Tidsskrift for Norsk Psykologforening 2014;51(6)453-60 ISSN 0332-6470 KIBs bestånd av denna tidskrift Denna tidskrift är expertgranskad (Peer-Reviewed)

Sammanfattning

With the reform in 2002 principles from New Public Management were implemented in the managment of the hospitals in Norway. The need for reform was partly due to the hospitals inability to solve problems with regards to expenses, resource allocation, geographical variability in availability and quality and unresolved questions about unclear managerial responsabilities. NPM offered solutions to problems with accountability, trancparency and quality control. But this also ushered in a system where the professional is expected to account for one’s actions through performance measures rather than the traditional system of responsability under the trust of authorization.
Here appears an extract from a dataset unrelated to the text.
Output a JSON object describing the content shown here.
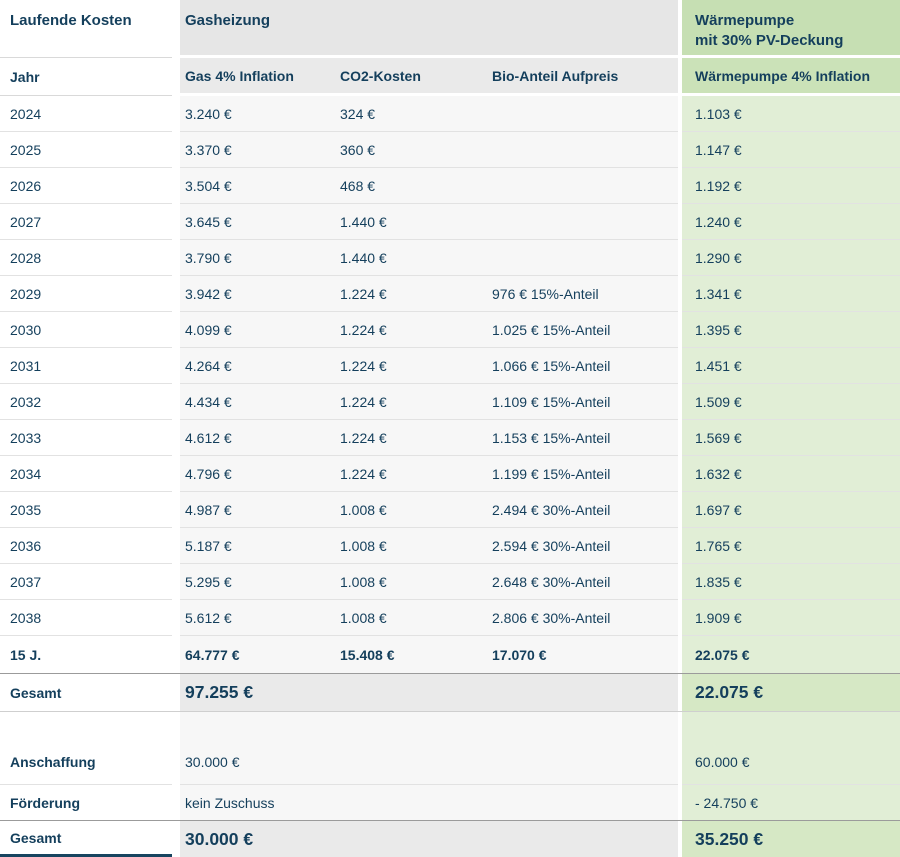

This transition challenges the clinicians professional autonomy and possibility to exert clinical expertise. Yet it remains critical for the welfare state to secure distribution of the patients’ right to social security and health services as an individual right. Clinical expertise without accountability is vulnerable to unintended variation and arbitrariness in service delivery, and thus represents a judiciary and democratic problem in the core of the welfare-state. Some areas of psychological practice remain outside the realm of output measures, and must remain within the clinician’s autonomous discretion. There is, however, a need to identify systems of accountability outside the "hard" data of performance measures which allow clinicians to acount for one’s actions and thus be a source of transparency and legitimacy.